Bansberia Municipality covers an area of 9.072 sq km and has a total population of 103,799 (2011).

In 1981, 32.39% of the total population formed main workers and 67.61% were non-workers in Bansberia Municipality and 57.97% of the total main workers were industrial workers. This may be interpreted as follows: although industrial activities are prominent in the municipal areas of the region, the major portion of the population is commuters and migrants find employment in the area.

==Healthcare==
Bandel Thermal Power Station Hospital, with 10 beds, and a primary health centre with 5 beds are located in the Bansberia Municipality area.

==Elections==
In the 2015 municipal elections for Bansberia Municipality Trinamool Congress won 17 seats, CPI (M) 1 seat, Forward Bloc 1 seat, BJP 1 seats and Independents 2 seats.

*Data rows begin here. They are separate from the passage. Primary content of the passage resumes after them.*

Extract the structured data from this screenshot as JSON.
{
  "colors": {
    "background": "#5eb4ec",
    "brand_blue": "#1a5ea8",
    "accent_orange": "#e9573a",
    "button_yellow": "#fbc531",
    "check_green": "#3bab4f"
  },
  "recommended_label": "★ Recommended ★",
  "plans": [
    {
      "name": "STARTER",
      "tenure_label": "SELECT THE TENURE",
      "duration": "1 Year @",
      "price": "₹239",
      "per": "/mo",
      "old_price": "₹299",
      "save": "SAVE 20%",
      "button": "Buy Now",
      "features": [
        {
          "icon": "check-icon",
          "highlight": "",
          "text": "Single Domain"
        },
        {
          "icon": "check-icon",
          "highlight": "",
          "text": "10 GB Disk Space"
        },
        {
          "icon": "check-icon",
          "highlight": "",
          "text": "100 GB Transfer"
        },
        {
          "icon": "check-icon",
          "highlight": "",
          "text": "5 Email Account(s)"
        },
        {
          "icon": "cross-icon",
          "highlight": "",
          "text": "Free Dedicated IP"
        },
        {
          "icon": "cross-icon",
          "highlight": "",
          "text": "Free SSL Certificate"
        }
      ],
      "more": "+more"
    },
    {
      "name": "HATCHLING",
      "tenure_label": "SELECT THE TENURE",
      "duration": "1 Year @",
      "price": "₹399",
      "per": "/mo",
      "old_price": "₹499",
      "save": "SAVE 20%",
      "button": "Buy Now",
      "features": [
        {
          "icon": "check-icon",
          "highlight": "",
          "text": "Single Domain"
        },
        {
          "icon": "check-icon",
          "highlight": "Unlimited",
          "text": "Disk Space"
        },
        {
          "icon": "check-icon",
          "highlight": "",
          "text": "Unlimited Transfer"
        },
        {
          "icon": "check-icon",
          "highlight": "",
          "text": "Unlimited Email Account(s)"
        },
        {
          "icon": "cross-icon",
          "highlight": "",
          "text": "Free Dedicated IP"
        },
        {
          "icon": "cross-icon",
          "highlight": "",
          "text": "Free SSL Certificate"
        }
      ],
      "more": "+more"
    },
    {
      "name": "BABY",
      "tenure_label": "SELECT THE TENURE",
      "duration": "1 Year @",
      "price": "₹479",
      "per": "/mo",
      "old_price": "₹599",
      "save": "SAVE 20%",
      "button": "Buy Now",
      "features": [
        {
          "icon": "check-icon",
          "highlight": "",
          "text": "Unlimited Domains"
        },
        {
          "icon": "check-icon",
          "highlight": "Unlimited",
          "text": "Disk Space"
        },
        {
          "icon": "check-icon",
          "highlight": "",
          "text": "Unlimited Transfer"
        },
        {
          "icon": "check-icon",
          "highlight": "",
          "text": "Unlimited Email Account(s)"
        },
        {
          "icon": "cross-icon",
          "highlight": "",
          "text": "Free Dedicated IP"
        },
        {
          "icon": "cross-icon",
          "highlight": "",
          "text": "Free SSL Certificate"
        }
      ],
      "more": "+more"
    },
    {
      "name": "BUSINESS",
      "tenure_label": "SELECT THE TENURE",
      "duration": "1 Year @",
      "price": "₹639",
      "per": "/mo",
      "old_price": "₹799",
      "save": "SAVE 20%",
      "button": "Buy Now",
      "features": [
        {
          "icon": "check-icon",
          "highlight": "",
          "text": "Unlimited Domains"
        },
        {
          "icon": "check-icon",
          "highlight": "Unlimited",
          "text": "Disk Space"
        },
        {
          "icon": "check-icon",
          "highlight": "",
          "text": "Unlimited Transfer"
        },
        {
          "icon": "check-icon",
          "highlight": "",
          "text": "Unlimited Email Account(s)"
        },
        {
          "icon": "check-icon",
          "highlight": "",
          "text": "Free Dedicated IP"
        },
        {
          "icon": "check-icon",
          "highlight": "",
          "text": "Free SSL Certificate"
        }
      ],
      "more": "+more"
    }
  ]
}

In the 2010 municipal elections for Bansberia Municipality Trinamool Congress won 17 seats, CPI (M) 2 seats, Forward Bloc 1 seat and Congress 2 seats.

About the 2010 municipal elections, The Guardian wrote, "Today's municipal elections are unlike any for decades: the Communists, who have held West Bengal's main towns almost without a break since the 1970s, are facing disaster… This time defeat is likely to be definitive and could signal the beginning of the end for the Communist Party of India-Marxist (CPIM)."

In the 2005 municipal elections for Bansberia Municipality, CPI (M) won 14 seats, Forward Bloc 1 seat, Congress 5 seats, Trinamool Congress 1 seat and others 1 seat.